Although payments from private insurance companies are generally more, there is again some bargaining between the hospital and the company that eventually lowers the payment. According to Cashman, even when payments are settled upon, the hospital can sometimes wait on average 90-120 days to see it.
Then there are uninsured residents and visitors who cannot pay or pay only a nominal amount on what is sometimes a significant bill.
“The data I have is a year old, but this analysis indicates that 25 percent of the county’s residents don’t have insurance,” says county Department of Health and Human Services director Renee Brown. She adds that for some of those who do have insurance, the coverage is only for catastrophic events, with deductibles of $2,000 to $5,000.
“For them, and most people, the insurance is still unaffordable even though they are technically covered,” she says.
Regardless of whether or not a person is insured, however, the hospital does not deny anyone care in an emergency and sometimes provides care for people who intend to pay but prove unable to. When that happens, the cost is passed on to those with insurance, which pushes premiums up and makes coverage inaccessible to more people.
That is because there is no outside source of revenue going to GVH, like tax dollars or other support, and the hospital has to recover the costs of treatment, so those costs are passed on to those with insurance or the means to pay out of pocket.
“At some point in time the system will go into a death spiral,” says Phelps. “As more and more people don’t pay, health care companies make it difficult for people to pay. As they drop out, at some point you will have a meltdown of the financial infrastructure surrounding health care.”
Phelps recently has seen statistics that suggest as much as 30 percent of an average health insurance premium is going to subsidize the payments of those who do not have coverage.
The Department of Health and Human Services has a Light Program, which all doctors and practitioners in the valley participate in, and which provides vouchers to the uninsured so they have some access to healthcare.
Renee Brown sees an increase in the demand for county-backed voucher program that pays for primary care for qualified families. In all of last year, her department gave out 107 vouchers. In the first two months of the program this year, they have given out 35.

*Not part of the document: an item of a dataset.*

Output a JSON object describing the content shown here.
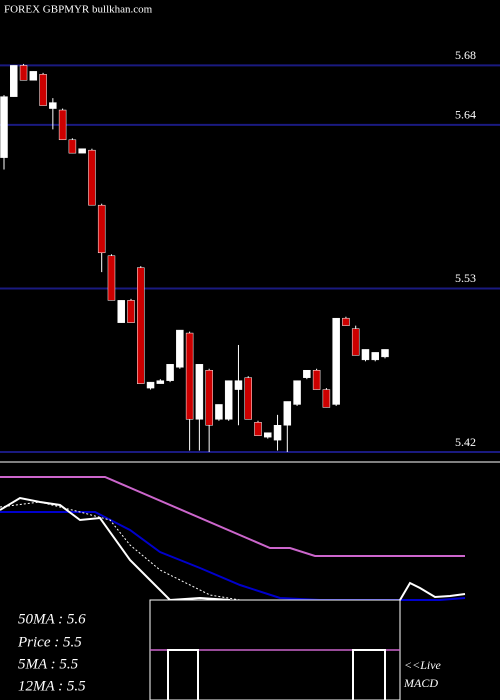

For those without vouchers or insurance, paying a bill to the hospital can be unrealistic. That leads the hospital, which operates as a financially self-sufficient county entity, into a situation where they seek payment from those who may or may not be able to pay—sometimes forcefully.
“If we reach a determination that a person has assets and gainful employment, then we will take them to court to collect. But largely speaking, that effort really is just not productive because they don’t have any money,” says Phelps.
If a person has minimal means to pay off the debt, the hospital finds out what a realistic payment would be and then holds the person to that, without charging interest on the outstanding balance.
It is that balance Phelps and the hospital are trying to find, between staying afloat to provide medical services to the county and hurting some of the same people with overly aggressive collection practices.
“From an ethical and moral point of view, we don’t want to go after people’s income and have that action result in them having another health-related issue,” Phelps says. “Our function and focus is to improve the health of the community, so even in our collection policy we have to keep that in mind.”